First is your temporary safety. When you sense that an abusive incident is developing, take action to get safe. I shared a diagram of the abusive cycle several blogs ago. Click here to view the diagram. Once the tension building phase starts, you should start implementing your safety plan. Don’t wait until the abusive incident starts.
For example, make sure you know what rooms in your house have exits such as rooms with windows or rooms that have two different doorways. Pay attention to what rooms have locks on them such as your bathroom. Develop an exit strategy to temporarily leave the house when he’s getting worked up or drinking too much. Have extra money hidden somewhere, and know where you will go if you have to leave. Do you have a friend or relative with whom you have preplanned that you can to go to at a moment’s notice? Make an extra set of car keys and keep them in the garage or some other outside place so that if you have to leave quickly or he’s holding your keys, you can get away.
If you have younger children at home, make a plan on how will you get them out safely. For example, you can let them know when you say a certain word, or have a prearranged signal that they are to all meet you in the car, or at a neighbors house.
Leaving temporarily doesn’t fix anything, but it can help you avoid an abusive incident. If you’re worried about him getting mad about you leaving, here is a phrase that works for some women. They leave and then text their husband, this: “I saw you were getting increasingly stressed out and I left to give you some time and space to calm down. I’ll be back later.”
Only you know how much time he will need. It may be an hour, it may be overnight. Make your safety plan accordingly. However if you are having frequent abusive incidents at home, this plan is not adequate to ensure your safety even temporarily.
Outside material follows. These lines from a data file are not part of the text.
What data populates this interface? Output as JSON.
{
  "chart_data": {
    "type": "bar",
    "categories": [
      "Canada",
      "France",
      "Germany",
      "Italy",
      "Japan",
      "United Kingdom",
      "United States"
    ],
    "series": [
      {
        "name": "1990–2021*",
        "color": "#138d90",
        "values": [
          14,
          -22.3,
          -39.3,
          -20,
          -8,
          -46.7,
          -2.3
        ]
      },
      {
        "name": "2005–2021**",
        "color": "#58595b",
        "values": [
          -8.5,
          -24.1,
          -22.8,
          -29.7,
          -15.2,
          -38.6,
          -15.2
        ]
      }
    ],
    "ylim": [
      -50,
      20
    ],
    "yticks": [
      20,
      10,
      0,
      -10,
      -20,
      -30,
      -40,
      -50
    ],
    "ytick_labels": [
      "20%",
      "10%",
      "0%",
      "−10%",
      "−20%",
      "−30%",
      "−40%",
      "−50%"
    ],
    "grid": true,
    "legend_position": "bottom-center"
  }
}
Your second pressing need is more permanent safety. God is not asking you to be a martyr in your marriage. He is not asking you to sacrifice your life in order to enable your husband to continue to sin against you. If you sacrificed your life to save him from drowning or suffered because you were doing him some sort of good, that’s commendable. But the suffering that enables sin to flourish is not God’s will.
To develop a more extensive safety plan to separate or divorce an abusive spouse who exhibits one or more of those DANGEROUS signs requires strategic planning and usually a consultation with an expert in domestic violence. You can start now by gathering financial paperwork you will need to have copies of for your records. For example, make copies of past tax records, bank statements, investments. Make sure you have in your possession birth certificates, passports, and other important documents that you and your children will need when you exit. The phone number of the National Hotline for Domestic Abuse is 1 800 799 SAFE (7233). They will help you walk through a personal safety plan.
Here are 3 websites that offer detailed safety planning.
Please take some steps to get a plan in place and execute it. Too many victims think it won’t happen to them. Don’t let that be you.
Friends, what did you do to develop and execute a safety plan – either to avoid an abusive incident or to get out of the dangerous marriage permanently?